Why do I feel like you were also born in January? It would make sense to me. Regardless, happy birthday Ellie.
Ireland
And then one day we just feel it, the fisheye window where the fear used to be.
Ali,
This will have no frills. I don't get my period, or at least not the (sorry to be graphic) violent evidence. This is convenient for many reasons, one of which is that I've deputized myself to simply declare when it's that time of month. To be explicitly clear: when I'm feeling especially cranky or dramatic I decide that my body must be facing women’s troubles, a mere battleground hosting our species' relentless dogfight of survival. When feeling like a real b*%#h, it's a convenient way to write off any responsibility for such self indulgent misery. Anyway, why has everyone been so loud and obnoxious and not in love with me today?
A few thoughts on your message:
Now that I'm rich in time I will most certainly check out that library and all others you recommend. A tour of sorts. Please join me at one of your choosing next week, if you're able.
To your notes on divine possibility, my answer to all questions & statements is yes. It is that time of year and if we keep up our current momentum, it always will be.
To your passage "Outside her bedroom window, where the ghost of the hundred-year-old tree that her parents just chopped down still grows, a mother lovebird has just made her nest.". There is a fallen willow tree, belonging equally to me as I to it, whose ghost grows humbly in my heart and it is perhaps the truest thing I know.

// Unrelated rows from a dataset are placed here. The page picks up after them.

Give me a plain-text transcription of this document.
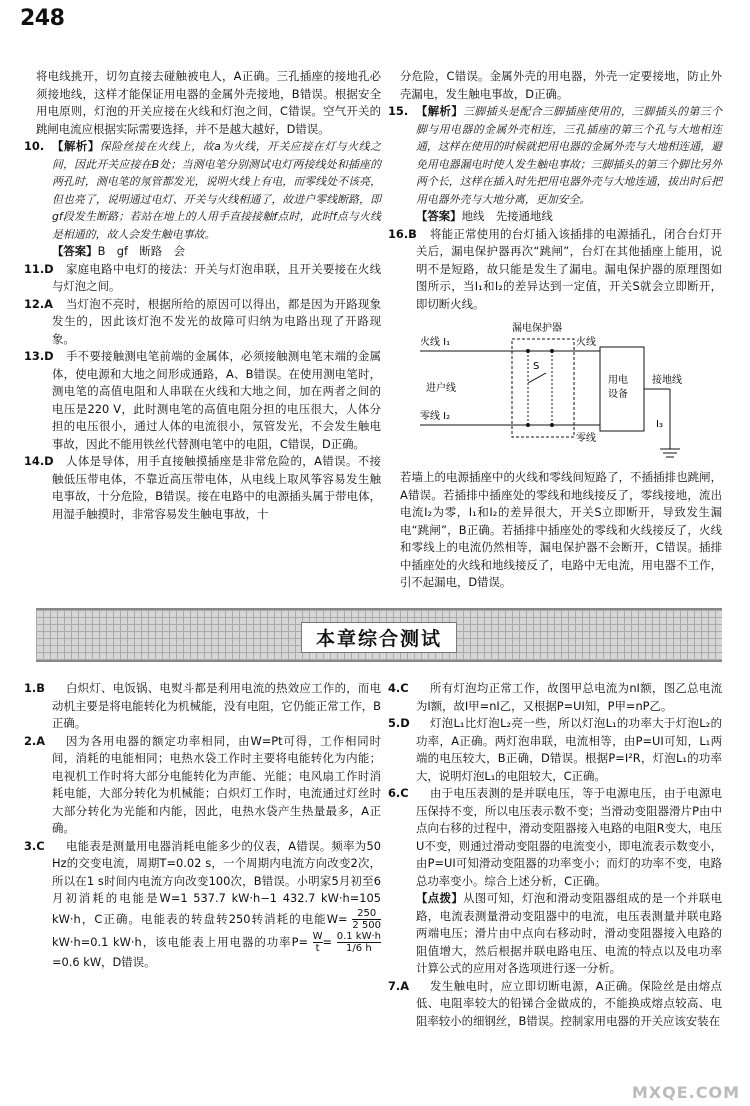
248

将电线挑开，切勿直接去碰触被电人，A正确。三孔插座的接地孔必须接地线，这样才能保证用电器的金属外壳接地，B错误。根据安全用电原则，灯泡的开关应接在火线和灯泡之间，C错误。空气开关的跳闸电流应根据实际需要选择，并不是越大越好，D错误。

10. 【解析】保险丝接在火线上，故a为火线，开关应接在灯与火线之间，因此开关应接在B处；当测电笔分别测试电灯两接线处和插座的两孔时，测电笔的氖管都发光，说明火线上有电，而零线处不该亮，但也亮了，说明通过电灯、开关与火线相通了，故进户零线断路，即gf段发生断路；若站在地上的人用手直接接触f点时，此时f点与火线是相通的，故人会发生触电事故。

【答案】B　gf　断路　会

11.D 家庭电路中电灯的接法：开关与灯泡串联，且开关要接在火线与灯泡之间。

12.A 当灯泡不亮时，根据所给的原因可以得出，都是因为开路现象发生的，因此该灯泡不发光的故障可归纳为电路出现了开路现象。

13.D 手不要接触测电笔前端的金属体，必须接触测电笔末端的金属体，使电源和大地之间形成通路，A、B错误。在使用测电笔时，测电笔的高值电阻和人串联在火线和大地之间，加在两者之间的电压是220 V，此时测电笔的高值电阻分担的电压很大，人体分担的电压很小，通过人体的电流很小，氖管发光，不会发生触电事故，因此不能用铁丝代替测电笔中的电阻，C错误，D正确。

14.D 人体是导体，用手直接触摸插座是非常危险的，A错误。不接触低压带电体，不靠近高压带电体，从电线上取风筝容易发生触电事故，十分危险，B错误。接在电路中的电源插头属于带电体，用湿手触摸时，非常容易发生触电事故，十

分危险，C错误。金属外壳的用电器，外壳一定要接地，防止外壳漏电，发生触电事故，D正确。

15. 【解析】三脚插头是配合三脚插座使用的，三脚插头的第三个脚与用电器的金属外壳相连，三孔插座的第三个孔与大地相连通，这样在使用的时候就把用电器的金属外壳与大地相连通，避免用电器漏电时使人发生触电事故；三脚插头的第三个脚比另外两个长，这样在插入时先把用电器外壳与大地连通，拔出时后把用电器外壳与大地分离，更加安全。

【答案】地线　先接通地线

16.B 将能正常使用的台灯插入该插排的电源插孔，闭合台灯开关后，漏电保护器再次“跳闸”，台灯在其他插座上能用，说明不是短路，故只能是发生了漏电。漏电保护器的原理图如图所示，当I₁和I₂的差异达到一定值，开关S就会立即断开，即切断火线。

火线 I₁
漏电保护器
火线
进户线
S
用电
设备
接地线
I₃
零线 I₂
零线

若墙上的电源插座中的火线和零线间短路了，不插插排也跳闸，A错误。若插排中插座处的零线和地线接反了，零线接地，流出电流I₂为零，I₁和I₂的差异很大，开关S立即断开，导致发生漏电“跳闸”，B正确。若插排中插座处的零线和火线接反了，火线和零线上的电流仍然相等，漏电保护器不会断开，C错误。插排中插座处的火线和地线接反了，电路中无电流，用电器不工作，引不起漏电，D错误。

本章综合测试

1.B 白炽灯、电饭锅、电熨斗都是利用电流的热效应工作的，而电动机主要是将电能转化为机械能，没有电阻，它仍能正常工作，B正确。

2.A 因为各用电器的额定功率相同，由W=Pt可得，工作相同时间，消耗的电能相同；电热水袋工作时主要将电能转化为内能；电视机工作时将大部分电能转化为声能、光能；电风扇工作时消耗电能，大部分转化为机械能；白炽灯工作时，电流通过灯丝时大部分转化为光能和内能，因此，电热水袋产生热量最多，A正确。

3.C 电能表是测量用电器消耗电能多少的仪表，A错误。频率为50 Hz的交变电流，周期T=0.02 s，一个周期内电流方向改变2次，所以在1 s时间内电流方向改变100次，B错误。小明家5月初至6月初消耗的电能是W=1 537.7 kW·h−1 432.7 kW·h=105 kW·h，C正确。电能表的转盘转250转消耗的电能$W= \frac{250}{2 500}$
kW·h=0.1 kW·h，该电能表上用电器的功率$P= \frac{W}{t} = \frac{0.1 kW\cdot h}{1/6 h}$
=0.6 kW，D错误。

4.C 所有灯泡均正常工作，故图甲总电流为nI额，图乙总电流为I额，故I甲=nI乙，又根据P=UI知，P甲=nP乙。

5.D 灯泡L₁比灯泡L₂亮一些，所以灯泡L₁的功率大于灯泡L₂的功率，A正确。两灯泡串联，电流相等，由P=UI可知，L₁两端的电压较大，B正确，D错误。根据P=I²R，灯泡L₁的功率大，说明灯泡L₁的电阻较大，C正确。

6.C 由于电压表测的是并联电压，等于电源电压，由于电源电压保持不变，所以电压表示数不变；当滑动变阻器滑片P由中点向右移的过程中，滑动变阻器接入电路的电阻R变大，电压U不变，则通过滑动变阻器的电流变小，即电流表示数变小，由P=UI可知滑动变阻器的功率变小；而灯的功率不变，电路总功率变小。综合上述分析，C正确。

【点拨】从图可知，灯泡和滑动变阻器组成的是一个并联电路，电流表测量滑动变阻器中的电流，电压表测量并联电路两端电压；滑片由中点向右移动时，滑动变阻器接入电路的阻值增大，然后根据并联电路电压、电流的特点以及电功率计算公式的应用对各选项进行逐一分析。

7.A 发生触电时，应立即切断电源，A正确。保险丝是由熔点低、电阻率较大的铅锑合金做成的，不能换成熔点较高、电阻率较小的细钢丝，B错误。控制家用电器的开关应该安装在

MXQE.COM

Thank you for that, I'll have it forever.
Emailing at 7pm on a Saturday makes me feel superior to everybody but I'm working on that (consider paragraph 1 my apology).
Ireland
Gabriel,
I'm writing with great news.
My sleep has been no good these days (this is not the news). In it I've felt rather dead or at least very far away, my mind miles from the heart that rests in my ribs and sheets. Although my consciousness is deeply buried during these tossing nights, I wake pregnant with incoherent memory — color, sound, and plot each warped and vague, impressions of nauseous unease starting my days. I did have one particularly bad night while dreaming about an unfortunate character in my life. Now I don't want you to worry, as this has never happened before or since but I woke, not from the dream but to the sound of my own voice "Help me, help me, help me....". (I'll save you from having to read that in caps-lock)
Coming into consciousness to realize that a cry calling out is your own is traumatic in itself, saying nothing about the alarming volume of the voice. As you may have noticed, I'm usually quite soft spoken. So who was that girl? Who is she? I suppose she's the part of Ireland that gets no attention. But there she was demanding it, something finally hot enough to make the tea kettle scream.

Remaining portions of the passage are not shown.